Pueblo Mall is a shopping mall in Pueblo, Colorado, U.S. Opened in 1976, the mall features Dillard's and J. C. Penney as its anchor stores. Other major tenants of the mall include Planet Fitness and Altitude Trampoline Park. The mall is managed and owned by Centennial Real Estate.

==History==
Pueblo Mall opened in 1976. Developed by The Hahn Company, it originally featured Montgomery Ward, The Denver Dry Goods Company, Joslins, and J. C. Penney as its anchor stores. Joslins replaced an existing store in downtown Pueblo. The Denver Dry Goods went out of business in 1987 and sold its store to Mervyn's. In 1998, the entire Joslins chain was sold to Dillard's. Montgomery Ward went out of business in 2001 and became Sears, which relocated from Midtown Shopping Center.

After Mervyn's closed all of its Colorado locations in 2005, a portion of its store became Sports Authority.

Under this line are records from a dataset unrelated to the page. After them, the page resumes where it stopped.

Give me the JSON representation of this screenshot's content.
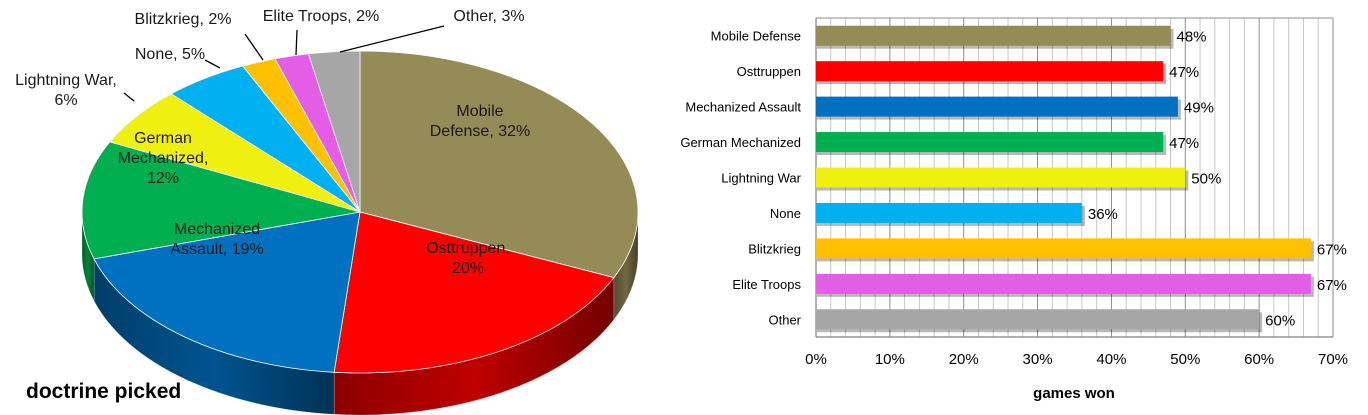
{
  "chart_data": [
    {
      "type": "pie",
      "title": "doctrine picked",
      "style": "3d-tilted",
      "slices": [
        {
          "name": "Mobile Defense",
          "value": 32,
          "label": "Mobile|Defense, 32%",
          "color": "#958b57"
        },
        {
          "name": "Osttruppen",
          "value": 20,
          "label": "Osttruppen,|20%",
          "color": "#ff0000"
        },
        {
          "name": "Mechanized Assault",
          "value": 19,
          "label": "Mechanized|Assault, 19%",
          "color": "#0070c0"
        },
        {
          "name": "German Mechanized",
          "value": 12,
          "label": "German|Mechanized,|12%",
          "color": "#00b050"
        },
        {
          "name": "Lightning War",
          "value": 6,
          "label": "Lightning War,|6%",
          "color": "#f0f010"
        },
        {
          "name": "None",
          "value": 5,
          "label": "None, 5%",
          "color": "#00b0f0"
        },
        {
          "name": "Blitzkrieg",
          "value": 2,
          "label": "Blitzkrieg, 2%",
          "color": "#ffc000"
        },
        {
          "name": "Elite Troops",
          "value": 2,
          "label": "Elite Troops, 2%",
          "color": "#e35de6"
        },
        {
          "name": "Other",
          "value": 3,
          "label": "Other, 3%",
          "color": "#a6a6a6"
        }
      ]
    },
    {
      "type": "bar",
      "orientation": "horizontal",
      "xlabel": "games won",
      "xlim": [
        0,
        70
      ],
      "xticks": [
        "0%",
        "10%",
        "20%",
        "30%",
        "40%",
        "50%",
        "60%",
        "70%"
      ],
      "grid": "vertical",
      "categories": [
        "Mobile Defense",
        "Osttruppen",
        "Mechanized Assault",
        "German Mechanized",
        "Lightning War",
        "None",
        "Blitzkrieg",
        "Elite Troops",
        "Other"
      ],
      "values": [
        48,
        47,
        49,
        47,
        50,
        36,
        67,
        67,
        60
      ],
      "value_labels": [
        "48%",
        "47%",
        "49%",
        "47%",
        "50%",
        "36%",
        "67%",
        "67%",
        "60%"
      ],
      "colors": [
        "#958b57",
        "#ff0000",
        "#0070c0",
        "#00b050",
        "#f0f010",
        "#00b0f0",
        "#ffc000",
        "#e35de6",
        "#a6a6a6"
      ]
    }
  ]
}
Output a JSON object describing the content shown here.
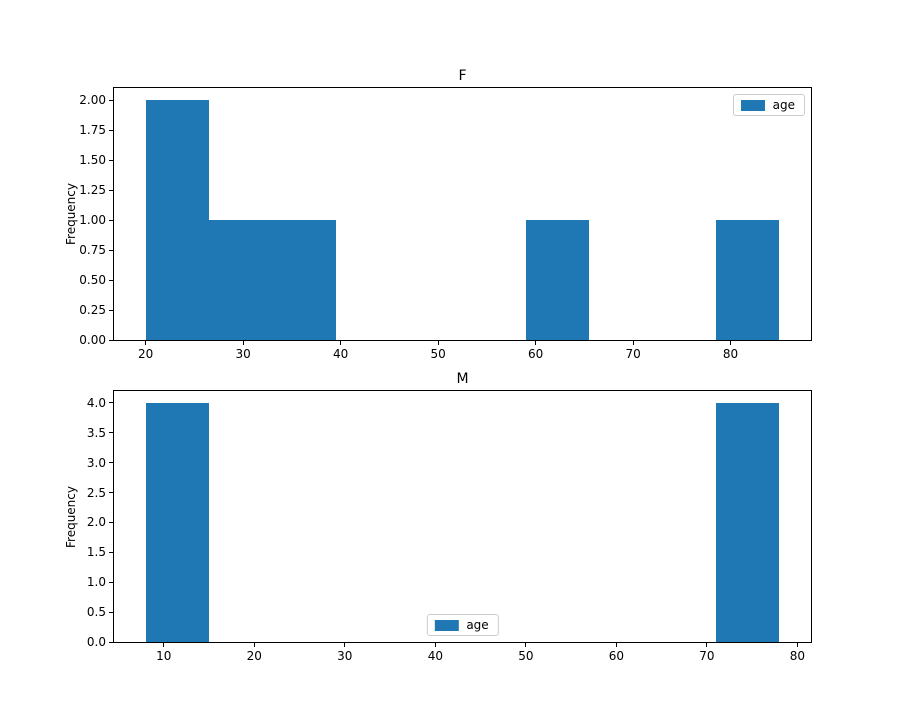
{
  "figure": {
    "background": "#ffffff"
  },
  "colors": {
    "bar": "#1f77b4",
    "spine": "#000000",
    "text": "#000000",
    "legend_border": "#cccccc"
  },
  "chart_data": [
    {
      "type": "bar",
      "title": "F",
      "ylabel": "Frequency",
      "legend": {
        "label": "age",
        "position": "upper-right"
      },
      "bin_edges": [
        20,
        26.5,
        33,
        39.5,
        46,
        52.5,
        59,
        65.5,
        72,
        78.5,
        85
      ],
      "counts": [
        2,
        1,
        1,
        0,
        0,
        0,
        1,
        0,
        0,
        1
      ],
      "xlim": [
        16.75,
        88.25
      ],
      "ylim": [
        0,
        2.1
      ],
      "xticks": {
        "values": [
          20,
          30,
          40,
          50,
          60,
          70,
          80
        ],
        "labels": [
          "20",
          "30",
          "40",
          "50",
          "60",
          "70",
          "80"
        ]
      },
      "yticks": {
        "values": [
          0,
          0.25,
          0.5,
          0.75,
          1.0,
          1.25,
          1.5,
          1.75,
          2.0
        ],
        "labels": [
          "0.00",
          "0.25",
          "0.50",
          "0.75",
          "1.00",
          "1.25",
          "1.50",
          "1.75",
          "2.00"
        ]
      },
      "grid": false
    },
    {
      "type": "bar",
      "title": "M",
      "ylabel": "Frequency",
      "legend": {
        "label": "age",
        "position": "lower-center"
      },
      "bin_edges": [
        8,
        15,
        22,
        29,
        36,
        43,
        50,
        57,
        64,
        71,
        78
      ],
      "counts": [
        4,
        0,
        0,
        0,
        0,
        0,
        0,
        0,
        0,
        4
      ],
      "xlim": [
        4.5,
        81.5
      ],
      "ylim": [
        0,
        4.2
      ],
      "xticks": {
        "values": [
          10,
          20,
          30,
          40,
          50,
          60,
          70,
          80
        ],
        "labels": [
          "10",
          "20",
          "30",
          "40",
          "50",
          "60",
          "70",
          "80"
        ]
      },
      "yticks": {
        "values": [
          0,
          0.5,
          1.0,
          1.5,
          2.0,
          2.5,
          3.0,
          3.5,
          4.0
        ],
        "labels": [
          "0.0",
          "0.5",
          "1.0",
          "1.5",
          "2.0",
          "2.5",
          "3.0",
          "3.5",
          "4.0"
        ]
      },
      "grid": false
    }
  ]
}
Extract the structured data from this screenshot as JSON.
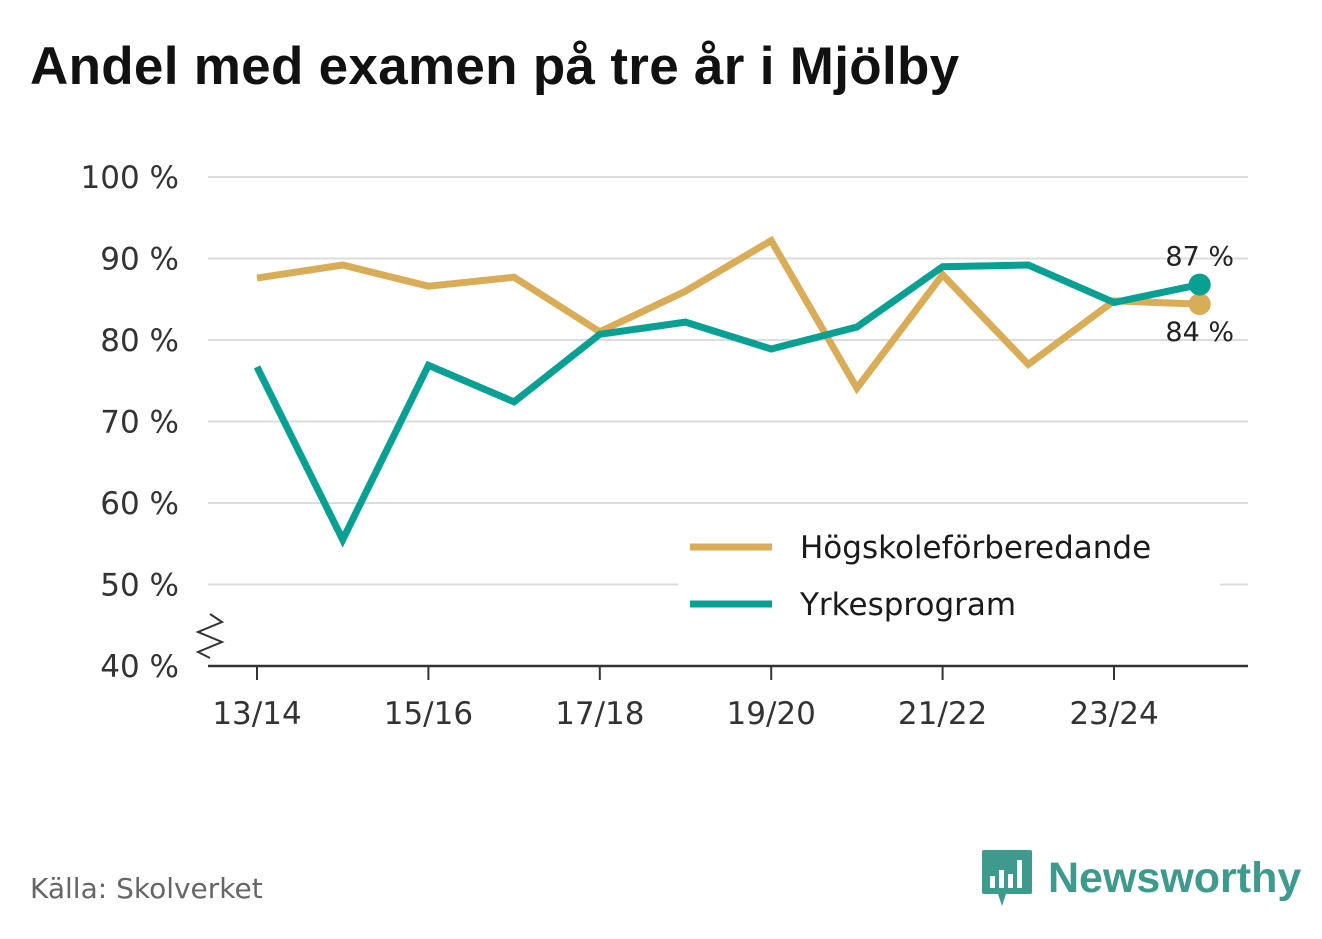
{
  "title": "Andel med examen på tre år i Mjölby",
  "source": "Källa: Skolverket",
  "brand": {
    "name": "Newsworthy",
    "icon": "newsworthy-logo-icon",
    "color": "#3e9a8c"
  },
  "chart_data": {
    "type": "line",
    "title": "Andel med examen på tre år i Mjölby",
    "xlabel": "",
    "ylabel": "",
    "x": [
      "13/14",
      "14/15",
      "15/16",
      "16/17",
      "17/18",
      "18/19",
      "19/20",
      "20/21",
      "21/22",
      "22/23",
      "23/24",
      "24/25"
    ],
    "x_tick_labels": [
      "13/14",
      "15/16",
      "17/18",
      "19/20",
      "21/22",
      "23/24"
    ],
    "y_ticks": [
      40,
      50,
      60,
      70,
      80,
      90,
      100
    ],
    "y_tick_suffix": " %",
    "ylim": [
      40,
      100
    ],
    "y_axis_break": true,
    "grid": true,
    "legend_position": "bottom-right",
    "series": [
      {
        "name": "Högskoleförberedande",
        "color": "#d9ad58",
        "values": [
          87.6,
          89.2,
          86.6,
          87.7,
          81.0,
          86.0,
          92.2,
          74.1,
          88.0,
          77.0,
          84.8,
          84.4
        ],
        "end_label": "84 %"
      },
      {
        "name": "Yrkesprogram",
        "color": "#07a092",
        "values": [
          76.7,
          55.5,
          76.9,
          72.4,
          80.7,
          82.2,
          78.9,
          81.6,
          89.0,
          89.2,
          84.6,
          86.8
        ],
        "end_label": "87 %"
      }
    ]
  }
}
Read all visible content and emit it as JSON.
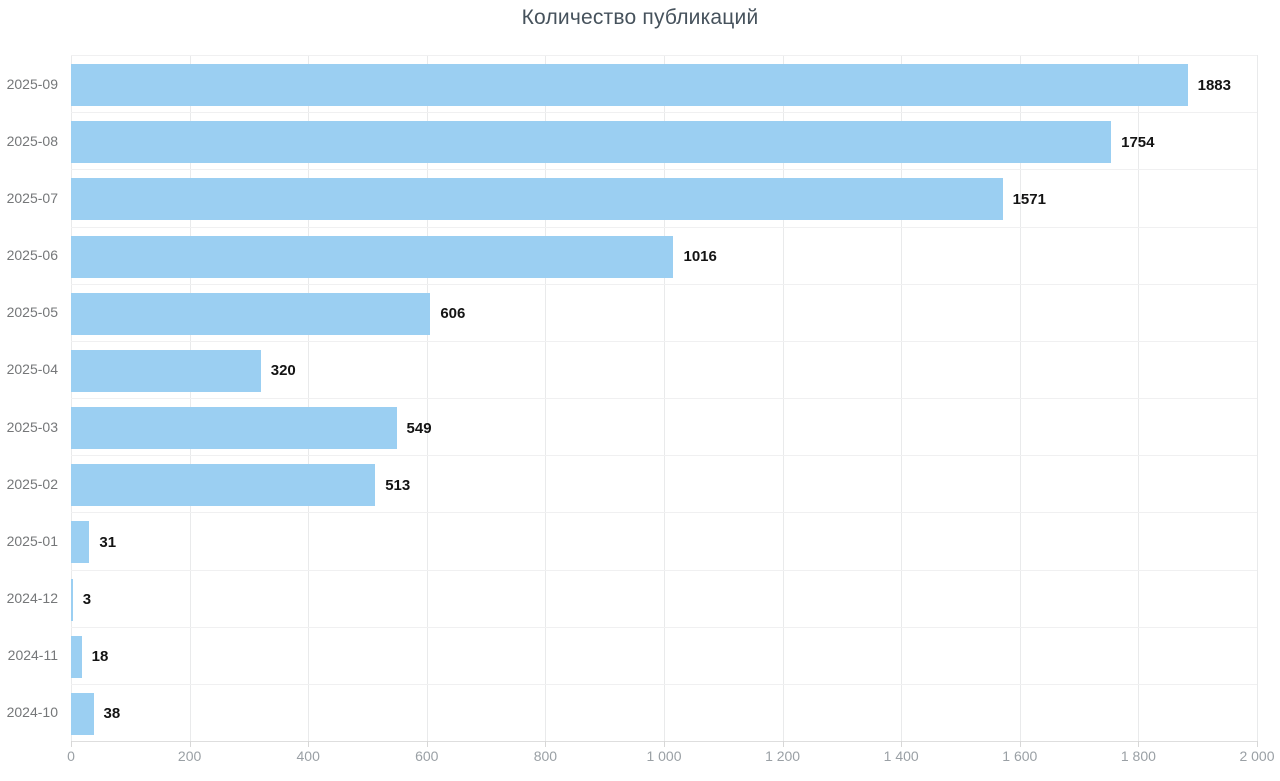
{
  "title": "Количество публикаций",
  "chart_data": {
    "type": "bar",
    "orientation": "horizontal",
    "title": "Количество публикаций",
    "categories": [
      "2025-09",
      "2025-08",
      "2025-07",
      "2025-06",
      "2025-05",
      "2025-04",
      "2025-03",
      "2025-02",
      "2025-01",
      "2024-12",
      "2024-11",
      "2024-10"
    ],
    "values": [
      1883,
      1754,
      1571,
      1016,
      606,
      320,
      549,
      513,
      31,
      3,
      18,
      38
    ],
    "xlim": [
      0,
      2000
    ],
    "x_tick_values": [
      0,
      200,
      400,
      600,
      800,
      1000,
      1200,
      1400,
      1600,
      1800,
      2000
    ],
    "x_tick_labels": [
      "0",
      "200",
      "400",
      "600",
      "800",
      "1 000",
      "1 200",
      "1 400",
      "1 600",
      "1 800",
      "2 000"
    ],
    "grid": "on",
    "legend": "none",
    "xlabel": "",
    "ylabel": ""
  },
  "colors": {
    "bar_fill": "#9bcff2",
    "value_label": "#141414",
    "category_label": "#757779",
    "tick_label": "#9aa0a5",
    "title": "#46525c",
    "gridline_vertical": "#e9eaeb",
    "gridline_horizontal": "#f0f0f1",
    "background": "#ffffff"
  }
}
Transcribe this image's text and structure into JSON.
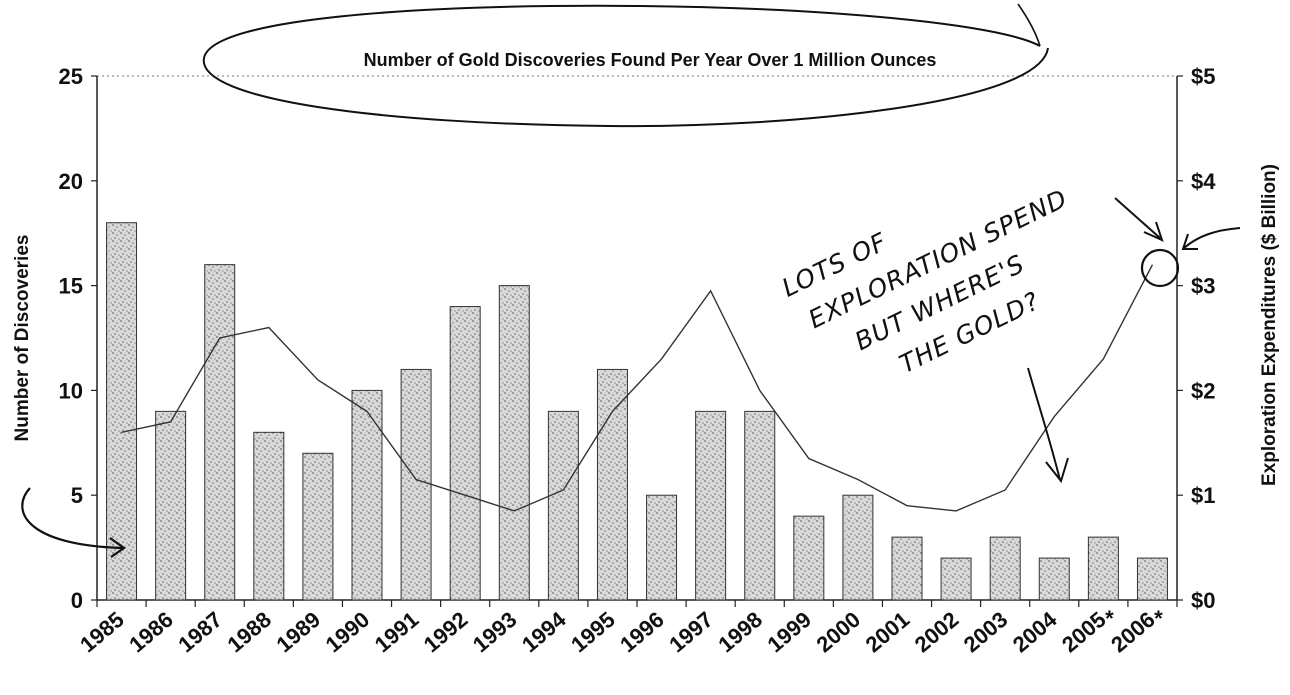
{
  "chart_data": {
    "type": "bar",
    "title": "Number of Gold Discoveries Found Per Year Over 1 Million Ounces",
    "categories": [
      "1985",
      "1986",
      "1987",
      "1988",
      "1989",
      "1990",
      "1991",
      "1992",
      "1993",
      "1994",
      "1995",
      "1996",
      "1997",
      "1998",
      "1999",
      "2000",
      "2001",
      "2002",
      "2003",
      "2004",
      "2005",
      "2006"
    ],
    "footnote_marks": [
      "",
      "",
      "",
      "",
      "",
      "",
      "",
      "",
      "",
      "",
      "",
      "",
      "",
      "",
      "",
      "",
      "",
      "",
      "",
      "",
      "*",
      "*"
    ],
    "series": [
      {
        "type": "bar",
        "axis": "left",
        "values": [
          18,
          9,
          16,
          8,
          7,
          10,
          11,
          14,
          15,
          9,
          11,
          5,
          9,
          9,
          4,
          5,
          3,
          2,
          3,
          2,
          3,
          2
        ]
      },
      {
        "type": "line",
        "axis": "right",
        "values": [
          1.6,
          1.7,
          2.5,
          2.6,
          2.1,
          1.8,
          1.15,
          1.0,
          0.85,
          1.05,
          1.8,
          2.3,
          2.95,
          2.0,
          1.35,
          1.15,
          0.9,
          0.85,
          1.05,
          1.75,
          2.3,
          3.2
        ]
      }
    ],
    "ylabel": "Number of Discoveries",
    "ylim": [
      0,
      25
    ],
    "yticks": [
      "0",
      "5",
      "10",
      "15",
      "20",
      "25"
    ],
    "y2label": "Exploration Expenditures ($ Billion)",
    "y2lim": [
      0,
      5
    ],
    "y2ticks": [
      "$0",
      "$1",
      "$2",
      "$3",
      "$4",
      "$5"
    ],
    "grid": false
  },
  "annotations": {
    "handwritten_lines": [
      "LOTS OF",
      "EXPLORATION SPEND",
      "BUT WHERE'S",
      "THE GOLD?"
    ]
  }
}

As that chain did not use the entirety of the building, the back portion remained vacant until 2014, when Planet Fitness occupied the remaining space. Sports Authority went out of business in 2016 and was replaced in 2019 by a trampoline park called Altitude Trampoline Park. Sears closed in 2019 as well. In February 2025, Jo-ann Fabrics announced that it would be closing its location at the mall.

In 2017, an article in The Washington Post acknowledged Pueblo Mall as an example of a smaller shopping mall that has maintained success even in the wake of online shopping, noting the variety of stores, the significant size of the market area, and the high median income surrounding the city of Pueblo.